Dimensions and annotations kind of suck in Layout.

Download the demo and try it out. I’m not sure ease of use would be at the top of the list. I use it when I need a clean, sharp edged vector image which I can’t get out of Rhino. V6?

I appreciate your comments. I am partly familiar with Layout and some of it’s limitations. I use SketchUp as part of my regular workflow but am exploring Rhino as a replacement (because of it’s ability to use Sat files). I have the VisualArq demo now and will work through it. With regard to the VisualArq tutorials, there is a lack of detail on a lot of important stuff. I was hoping to get some comments on how easy or not, VisualArq was like to work with to produce actual construction document output. Line weights, hatching, sections/scenes, text, graphics…the ease of use handling of these is important. Any further comments would be a help. Thanks.

If you could report back once you’ve gotten more familiar with VisualArq, that would be appreciated. I had the demo but then had to go away and got snowed under with work and never quite got a sense of it.

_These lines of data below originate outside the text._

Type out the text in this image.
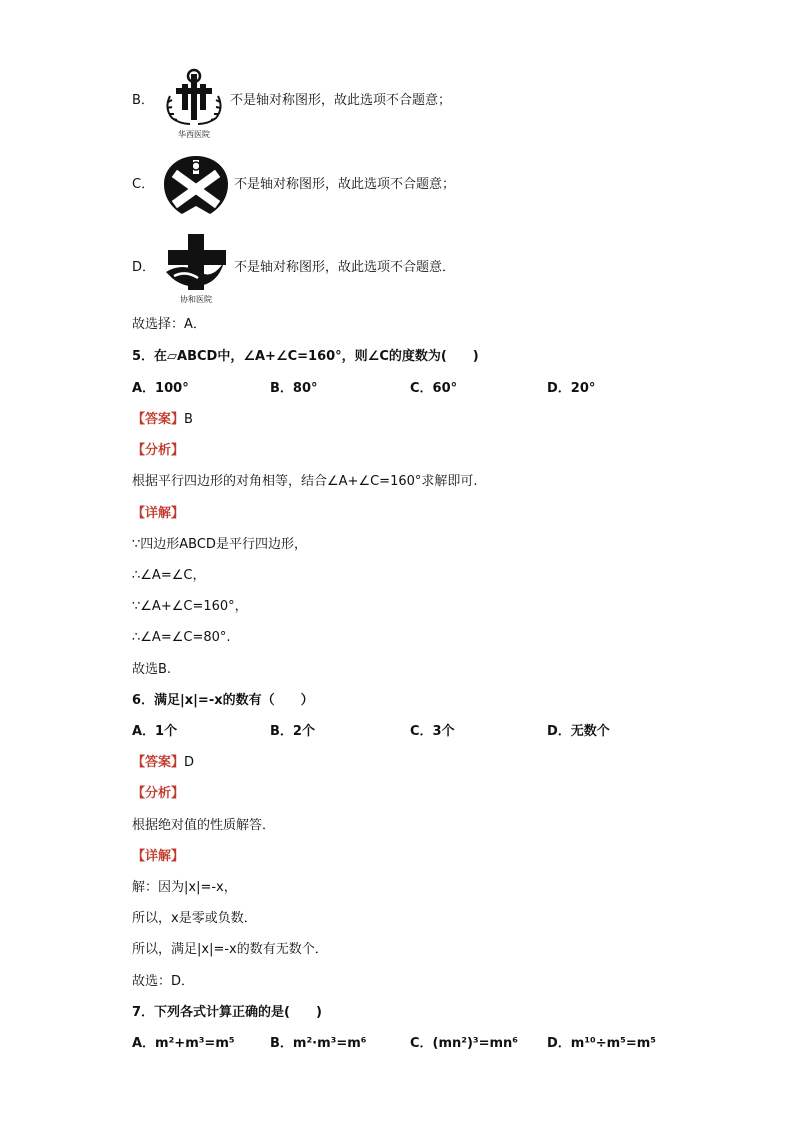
B．
华西医院
不是轴对称图形，故此选项不合题意；
C．	不是轴对称图形，故此选项不合题意；
D．
协和医院
不是轴对称图形，故此选项不合题意．
故选择：A．
5．在▱ABCD中，∠A+∠C=160°，则∠C的度数为(　　)
A．100°	B．80°	C．60°	D．20°
【答案】B
【分析】
根据平行四边形的对角相等，结合∠A+∠C=160°求解即可.
【详解】
∵四边形ABCD是平行四边形，
∴∠A=∠C，
∵∠A+∠C=160°，
∴∠A=∠C=80°.
故选B.
6．满足|x|=-x的数有（　　）
A．1个	B．2个	C．3个	D．无数个
【答案】D
【分析】
根据绝对值的性质解答．
【详解】
解：因为|x|=-x，
所以，x是零或负数．
所以，满足|x|=-x的数有无数个．
故选：D．
7．下列各式计算正确的是(　　)
A．m²+m³=m⁵	B．m²·m³=m⁶	C．(mn²)³=mn⁶ D．m¹⁰÷m⁵=m⁵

I understand how it organizes architectural data but that isn’t important to me (I’m in retail display). What I would like to know is if it improves on Rhino’s output capabilities - can it generate perspective vector images? As you’ve listed above - is there better control of line weights and fills, annotations, etc.?

VisualARQ generates 2D drawings (Floor plans, sections, elevations, opening elevations, etc.) from a 3D model in Rhino. The 2D lines of these drawings have the same attributes (line weights, colors, layers, etc) of the 3D geometry they represent. Since the 1.8 version, it is possible to assign section attributes to Rhino geometry as well. You can watch this feature in this video:
When it comes to add annotations, dimensions, texts, etc… on these drawings, you can use the Rhino drafting tools.
In Rhino’s Page Layout you can decide either to display per Detail view, the 3D model sectioned from a specific Level, or that Level created as a 2D Plan View. The advantage of showing the 2D Plan view is that you will be able to print it as vector output. This video also shows you how to organize the drawings in page layouts:
I hope this brings some clarification on this topic with regard to VisualARQ.